The International Monetary Fund (IMF) and World Bank Group (WBG) have selected Tanzania as the second country, after Madagascar, to benefit from the Enhanced Cooperation Framework for Scaled-Up Climate Action. This initiative aims to address the severe effects of climate change in Tanzania.
A statement released on Thursday highlighted that the IMF’s Executive Board approved the Resilience and Sustainability Facility (RSF) arrangement in June 2024, alongside the WBG’s active involvement in Tanzania’s climate action efforts. Both institutions emphasized their commitment to supporting Tanzania due to its vulnerability to climate change, which poses risks to its economic stability, fiscal health, and social development.
Through this framework, the IMF and WBG plan to collaborate with other development partners to help Tanzania manage climate-related risks and challenges. They will coordinate efforts to support Tanzania’s policy reform agenda, aimed at improving climate resilience in its economy. The approach will focus on country-led policy reforms and investments, both public and private, with well-structured and complementary measures.
Tanzania, along with the IMF and WBG, has identified key areas for capacity development and policy support, including climate-resilient public financial management, energy, water, disaster risk management, and social protection. The framework will also emphasize supervising climate-related risks in the financial sector and incorporating climate change into medium-term public investment planning.

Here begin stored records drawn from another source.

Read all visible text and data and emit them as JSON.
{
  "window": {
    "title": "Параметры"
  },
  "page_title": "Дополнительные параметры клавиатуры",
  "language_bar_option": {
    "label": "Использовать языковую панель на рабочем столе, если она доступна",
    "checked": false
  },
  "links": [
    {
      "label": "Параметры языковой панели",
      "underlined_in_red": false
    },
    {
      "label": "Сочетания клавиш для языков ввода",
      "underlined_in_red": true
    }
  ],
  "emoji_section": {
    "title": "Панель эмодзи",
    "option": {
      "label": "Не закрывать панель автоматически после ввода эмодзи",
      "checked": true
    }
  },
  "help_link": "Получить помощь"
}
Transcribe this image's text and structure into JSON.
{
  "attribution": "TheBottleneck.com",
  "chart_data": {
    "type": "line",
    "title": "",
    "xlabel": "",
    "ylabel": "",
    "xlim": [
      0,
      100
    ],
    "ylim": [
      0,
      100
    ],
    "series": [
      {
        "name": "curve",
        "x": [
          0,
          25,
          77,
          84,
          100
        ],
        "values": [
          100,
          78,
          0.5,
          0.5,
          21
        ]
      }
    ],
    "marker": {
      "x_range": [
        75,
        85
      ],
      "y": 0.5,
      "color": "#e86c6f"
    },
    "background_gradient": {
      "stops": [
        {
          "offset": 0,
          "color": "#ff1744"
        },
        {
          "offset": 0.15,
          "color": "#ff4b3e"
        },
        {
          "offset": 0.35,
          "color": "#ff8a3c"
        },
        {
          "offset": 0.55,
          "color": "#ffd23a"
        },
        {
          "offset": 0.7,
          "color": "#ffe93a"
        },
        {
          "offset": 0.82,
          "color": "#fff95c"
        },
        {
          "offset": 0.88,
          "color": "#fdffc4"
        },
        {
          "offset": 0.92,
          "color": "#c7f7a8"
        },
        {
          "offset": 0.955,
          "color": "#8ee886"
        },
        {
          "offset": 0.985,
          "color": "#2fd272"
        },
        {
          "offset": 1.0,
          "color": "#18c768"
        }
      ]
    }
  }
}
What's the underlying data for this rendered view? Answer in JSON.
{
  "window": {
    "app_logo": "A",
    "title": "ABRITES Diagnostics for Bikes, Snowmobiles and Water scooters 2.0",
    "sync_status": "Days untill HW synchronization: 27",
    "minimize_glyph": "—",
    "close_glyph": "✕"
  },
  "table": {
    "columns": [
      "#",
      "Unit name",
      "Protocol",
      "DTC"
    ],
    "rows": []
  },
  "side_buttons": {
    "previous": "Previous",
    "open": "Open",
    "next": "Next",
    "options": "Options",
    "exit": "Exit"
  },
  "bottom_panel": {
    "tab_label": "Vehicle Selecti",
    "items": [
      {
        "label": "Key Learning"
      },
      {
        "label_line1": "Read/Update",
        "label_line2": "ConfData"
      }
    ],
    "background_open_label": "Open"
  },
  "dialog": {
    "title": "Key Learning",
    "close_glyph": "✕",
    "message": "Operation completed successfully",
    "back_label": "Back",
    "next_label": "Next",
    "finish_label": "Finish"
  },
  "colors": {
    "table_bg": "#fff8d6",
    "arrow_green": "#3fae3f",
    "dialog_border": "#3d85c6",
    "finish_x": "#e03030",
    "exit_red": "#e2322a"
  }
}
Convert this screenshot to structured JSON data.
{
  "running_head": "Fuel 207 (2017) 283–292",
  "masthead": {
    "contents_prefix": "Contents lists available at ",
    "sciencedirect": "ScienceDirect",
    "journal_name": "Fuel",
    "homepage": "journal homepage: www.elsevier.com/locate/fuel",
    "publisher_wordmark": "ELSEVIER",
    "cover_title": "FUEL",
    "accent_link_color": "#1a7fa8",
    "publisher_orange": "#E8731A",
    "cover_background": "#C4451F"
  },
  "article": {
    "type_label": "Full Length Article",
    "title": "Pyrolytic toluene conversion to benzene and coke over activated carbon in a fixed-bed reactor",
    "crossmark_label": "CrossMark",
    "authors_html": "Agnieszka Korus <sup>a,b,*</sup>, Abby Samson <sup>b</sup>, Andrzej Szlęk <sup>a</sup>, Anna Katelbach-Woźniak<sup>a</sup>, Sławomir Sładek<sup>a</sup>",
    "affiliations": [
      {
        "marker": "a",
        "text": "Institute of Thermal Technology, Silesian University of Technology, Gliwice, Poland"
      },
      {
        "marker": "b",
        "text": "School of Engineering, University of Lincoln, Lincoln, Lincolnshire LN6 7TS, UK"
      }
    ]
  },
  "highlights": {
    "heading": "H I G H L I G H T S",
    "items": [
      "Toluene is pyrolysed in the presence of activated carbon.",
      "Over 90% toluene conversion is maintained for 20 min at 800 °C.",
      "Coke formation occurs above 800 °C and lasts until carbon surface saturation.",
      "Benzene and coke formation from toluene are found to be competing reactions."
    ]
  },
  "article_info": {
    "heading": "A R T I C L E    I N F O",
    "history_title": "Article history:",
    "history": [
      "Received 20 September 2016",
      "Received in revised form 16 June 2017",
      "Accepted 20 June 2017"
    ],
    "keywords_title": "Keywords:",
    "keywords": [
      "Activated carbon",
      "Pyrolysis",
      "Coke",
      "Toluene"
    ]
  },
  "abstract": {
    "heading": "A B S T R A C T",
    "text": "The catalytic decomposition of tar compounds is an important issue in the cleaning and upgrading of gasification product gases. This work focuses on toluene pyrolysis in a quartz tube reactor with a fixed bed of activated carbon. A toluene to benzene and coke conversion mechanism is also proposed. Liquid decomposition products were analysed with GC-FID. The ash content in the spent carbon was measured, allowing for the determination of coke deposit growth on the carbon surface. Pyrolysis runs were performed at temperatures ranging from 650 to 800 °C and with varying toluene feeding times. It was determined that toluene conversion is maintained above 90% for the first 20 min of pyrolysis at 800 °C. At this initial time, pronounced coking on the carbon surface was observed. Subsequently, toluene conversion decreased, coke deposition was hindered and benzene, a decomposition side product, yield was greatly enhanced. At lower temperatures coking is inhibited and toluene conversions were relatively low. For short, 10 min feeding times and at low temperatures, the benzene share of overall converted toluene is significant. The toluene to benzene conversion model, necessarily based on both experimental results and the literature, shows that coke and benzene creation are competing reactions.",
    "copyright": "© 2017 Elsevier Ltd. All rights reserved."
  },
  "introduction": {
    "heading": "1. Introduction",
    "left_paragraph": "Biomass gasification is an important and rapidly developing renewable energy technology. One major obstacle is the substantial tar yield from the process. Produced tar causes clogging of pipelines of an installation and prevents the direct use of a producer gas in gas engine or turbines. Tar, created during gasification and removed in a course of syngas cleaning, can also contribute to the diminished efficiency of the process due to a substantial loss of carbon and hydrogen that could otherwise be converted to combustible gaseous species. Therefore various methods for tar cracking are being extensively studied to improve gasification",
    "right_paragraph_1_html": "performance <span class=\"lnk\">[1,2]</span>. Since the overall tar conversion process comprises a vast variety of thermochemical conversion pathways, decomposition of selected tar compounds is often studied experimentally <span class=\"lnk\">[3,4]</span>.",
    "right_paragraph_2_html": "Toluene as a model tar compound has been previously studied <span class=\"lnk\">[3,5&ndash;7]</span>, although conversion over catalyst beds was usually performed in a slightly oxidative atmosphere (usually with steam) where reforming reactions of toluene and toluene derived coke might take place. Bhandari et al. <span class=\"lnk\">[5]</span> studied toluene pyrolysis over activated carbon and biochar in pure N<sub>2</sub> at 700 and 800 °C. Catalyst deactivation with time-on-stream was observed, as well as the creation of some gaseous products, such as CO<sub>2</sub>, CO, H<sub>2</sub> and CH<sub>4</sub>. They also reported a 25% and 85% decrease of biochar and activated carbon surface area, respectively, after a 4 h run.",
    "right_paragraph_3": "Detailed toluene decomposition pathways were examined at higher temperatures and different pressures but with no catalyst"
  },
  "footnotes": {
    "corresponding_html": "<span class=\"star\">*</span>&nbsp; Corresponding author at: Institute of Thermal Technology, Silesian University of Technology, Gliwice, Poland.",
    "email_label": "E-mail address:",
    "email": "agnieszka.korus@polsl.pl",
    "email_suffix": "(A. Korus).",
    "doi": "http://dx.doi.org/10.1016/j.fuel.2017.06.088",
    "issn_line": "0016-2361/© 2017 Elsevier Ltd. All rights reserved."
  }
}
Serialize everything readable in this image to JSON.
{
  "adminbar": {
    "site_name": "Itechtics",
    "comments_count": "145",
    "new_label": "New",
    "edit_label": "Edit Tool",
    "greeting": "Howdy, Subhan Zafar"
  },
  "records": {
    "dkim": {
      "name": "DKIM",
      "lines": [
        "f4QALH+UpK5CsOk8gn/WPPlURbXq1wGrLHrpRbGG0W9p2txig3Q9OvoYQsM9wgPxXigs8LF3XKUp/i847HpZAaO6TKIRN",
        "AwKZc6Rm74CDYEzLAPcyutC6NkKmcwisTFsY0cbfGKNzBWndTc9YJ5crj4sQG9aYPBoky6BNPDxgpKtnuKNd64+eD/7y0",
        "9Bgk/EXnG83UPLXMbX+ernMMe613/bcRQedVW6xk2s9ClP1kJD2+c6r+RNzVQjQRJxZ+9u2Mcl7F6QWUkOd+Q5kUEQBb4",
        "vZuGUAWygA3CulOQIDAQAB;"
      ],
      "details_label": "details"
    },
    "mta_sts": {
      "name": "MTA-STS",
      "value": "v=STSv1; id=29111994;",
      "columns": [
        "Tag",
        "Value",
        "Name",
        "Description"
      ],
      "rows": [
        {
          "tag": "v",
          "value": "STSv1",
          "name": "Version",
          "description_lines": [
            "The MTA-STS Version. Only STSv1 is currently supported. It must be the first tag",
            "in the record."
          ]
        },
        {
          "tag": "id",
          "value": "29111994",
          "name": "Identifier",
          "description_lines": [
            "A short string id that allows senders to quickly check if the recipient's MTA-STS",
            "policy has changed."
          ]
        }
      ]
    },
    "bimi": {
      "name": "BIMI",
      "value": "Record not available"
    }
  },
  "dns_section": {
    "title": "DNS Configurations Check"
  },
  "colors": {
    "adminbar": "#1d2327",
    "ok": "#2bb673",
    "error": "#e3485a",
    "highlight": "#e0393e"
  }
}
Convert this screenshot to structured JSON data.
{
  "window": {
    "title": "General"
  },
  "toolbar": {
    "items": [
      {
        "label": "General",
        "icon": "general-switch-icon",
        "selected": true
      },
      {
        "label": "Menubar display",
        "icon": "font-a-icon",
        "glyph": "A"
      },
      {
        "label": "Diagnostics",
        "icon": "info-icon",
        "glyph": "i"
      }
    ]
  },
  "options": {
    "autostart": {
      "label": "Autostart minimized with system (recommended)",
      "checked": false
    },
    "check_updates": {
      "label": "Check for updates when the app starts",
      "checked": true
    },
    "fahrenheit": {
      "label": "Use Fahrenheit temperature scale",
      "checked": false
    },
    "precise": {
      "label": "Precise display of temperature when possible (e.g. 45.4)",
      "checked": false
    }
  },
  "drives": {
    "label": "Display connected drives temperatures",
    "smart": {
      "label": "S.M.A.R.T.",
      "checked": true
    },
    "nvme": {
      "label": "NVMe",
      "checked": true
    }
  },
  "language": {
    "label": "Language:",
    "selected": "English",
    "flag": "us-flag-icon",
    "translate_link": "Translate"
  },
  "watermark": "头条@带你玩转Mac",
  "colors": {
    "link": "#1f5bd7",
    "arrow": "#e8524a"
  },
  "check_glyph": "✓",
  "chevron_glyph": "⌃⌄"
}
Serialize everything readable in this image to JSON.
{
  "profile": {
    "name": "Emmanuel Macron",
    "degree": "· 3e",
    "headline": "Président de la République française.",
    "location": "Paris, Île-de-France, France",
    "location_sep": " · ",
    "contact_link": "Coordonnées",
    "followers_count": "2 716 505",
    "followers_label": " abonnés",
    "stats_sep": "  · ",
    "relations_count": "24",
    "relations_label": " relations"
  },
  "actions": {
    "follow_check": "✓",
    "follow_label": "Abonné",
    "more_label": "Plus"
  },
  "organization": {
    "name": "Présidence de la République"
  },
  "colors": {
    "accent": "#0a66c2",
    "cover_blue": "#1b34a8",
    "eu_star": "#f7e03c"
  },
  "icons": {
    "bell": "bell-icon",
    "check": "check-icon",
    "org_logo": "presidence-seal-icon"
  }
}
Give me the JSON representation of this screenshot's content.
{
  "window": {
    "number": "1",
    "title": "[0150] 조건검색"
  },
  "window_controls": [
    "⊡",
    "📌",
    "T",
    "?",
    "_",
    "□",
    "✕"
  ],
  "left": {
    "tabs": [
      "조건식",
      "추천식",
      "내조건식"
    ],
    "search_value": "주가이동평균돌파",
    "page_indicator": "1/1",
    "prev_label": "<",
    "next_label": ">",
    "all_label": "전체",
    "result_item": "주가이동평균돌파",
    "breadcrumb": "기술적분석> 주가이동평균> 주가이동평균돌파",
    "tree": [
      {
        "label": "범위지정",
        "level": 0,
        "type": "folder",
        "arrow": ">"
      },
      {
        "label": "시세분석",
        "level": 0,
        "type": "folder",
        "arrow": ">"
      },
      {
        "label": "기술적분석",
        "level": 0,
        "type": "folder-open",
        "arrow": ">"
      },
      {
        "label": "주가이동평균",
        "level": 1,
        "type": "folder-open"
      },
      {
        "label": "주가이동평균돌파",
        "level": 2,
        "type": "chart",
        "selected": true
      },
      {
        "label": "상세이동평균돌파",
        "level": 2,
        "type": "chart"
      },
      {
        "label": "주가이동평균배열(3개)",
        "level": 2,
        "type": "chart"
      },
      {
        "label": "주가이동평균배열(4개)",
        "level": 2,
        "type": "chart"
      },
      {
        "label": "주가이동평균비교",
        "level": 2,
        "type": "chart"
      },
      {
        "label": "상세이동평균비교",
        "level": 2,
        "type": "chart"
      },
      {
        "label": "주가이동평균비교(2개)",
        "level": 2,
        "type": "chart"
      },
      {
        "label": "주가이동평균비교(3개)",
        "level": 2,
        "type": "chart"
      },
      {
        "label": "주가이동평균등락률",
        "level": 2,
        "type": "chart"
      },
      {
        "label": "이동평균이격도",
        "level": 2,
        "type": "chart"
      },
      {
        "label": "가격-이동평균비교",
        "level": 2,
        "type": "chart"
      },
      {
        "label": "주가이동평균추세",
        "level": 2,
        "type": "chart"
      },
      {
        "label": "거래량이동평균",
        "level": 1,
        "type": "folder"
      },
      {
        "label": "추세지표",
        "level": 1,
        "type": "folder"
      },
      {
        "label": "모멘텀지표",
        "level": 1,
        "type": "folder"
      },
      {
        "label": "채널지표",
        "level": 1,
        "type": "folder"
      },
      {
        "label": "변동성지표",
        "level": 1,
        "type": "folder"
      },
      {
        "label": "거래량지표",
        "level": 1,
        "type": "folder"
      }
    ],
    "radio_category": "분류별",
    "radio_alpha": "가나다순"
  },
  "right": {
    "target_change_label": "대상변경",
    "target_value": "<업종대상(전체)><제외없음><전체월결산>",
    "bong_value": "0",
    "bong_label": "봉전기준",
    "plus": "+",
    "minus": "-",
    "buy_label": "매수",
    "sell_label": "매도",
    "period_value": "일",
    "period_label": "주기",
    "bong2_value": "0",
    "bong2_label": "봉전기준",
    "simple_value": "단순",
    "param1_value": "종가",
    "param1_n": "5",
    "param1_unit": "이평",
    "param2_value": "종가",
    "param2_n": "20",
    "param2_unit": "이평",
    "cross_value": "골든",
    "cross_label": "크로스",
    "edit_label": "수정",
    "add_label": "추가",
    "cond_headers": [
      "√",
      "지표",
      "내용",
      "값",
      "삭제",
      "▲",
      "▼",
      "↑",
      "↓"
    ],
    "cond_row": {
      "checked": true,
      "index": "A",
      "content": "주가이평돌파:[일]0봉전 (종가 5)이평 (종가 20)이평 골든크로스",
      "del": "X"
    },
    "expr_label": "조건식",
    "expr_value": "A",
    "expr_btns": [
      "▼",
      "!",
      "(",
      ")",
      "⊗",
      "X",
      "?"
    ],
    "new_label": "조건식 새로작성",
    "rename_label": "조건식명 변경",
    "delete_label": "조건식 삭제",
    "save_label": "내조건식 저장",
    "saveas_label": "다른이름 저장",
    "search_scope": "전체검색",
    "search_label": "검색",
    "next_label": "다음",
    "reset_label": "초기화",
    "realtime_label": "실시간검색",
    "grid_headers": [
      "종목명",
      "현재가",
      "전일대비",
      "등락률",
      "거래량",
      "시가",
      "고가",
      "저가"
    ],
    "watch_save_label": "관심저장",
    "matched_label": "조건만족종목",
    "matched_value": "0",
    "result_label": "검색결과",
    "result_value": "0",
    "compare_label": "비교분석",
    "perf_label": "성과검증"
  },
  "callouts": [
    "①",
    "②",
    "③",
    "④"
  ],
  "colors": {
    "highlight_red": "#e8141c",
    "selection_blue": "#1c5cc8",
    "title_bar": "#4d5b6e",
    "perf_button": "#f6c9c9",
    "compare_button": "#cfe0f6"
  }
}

The IMF will assist in introducing regulations and standards for climate-resilient public investments, while the WBG will focus on sectors that enhance Tanzania’s resilience, such as energy, water, social protection, and agriculture. Additionally, they will support improvements in disaster risk management policies and the development of a disaster risk financing framework, as well as strengthening Tanzania’s social safety net to respond to climate shocks.
The IMF and WBG are also committed to mobilizing additional technical and financial support, as well as private sector financing, potentially implementable by 2025.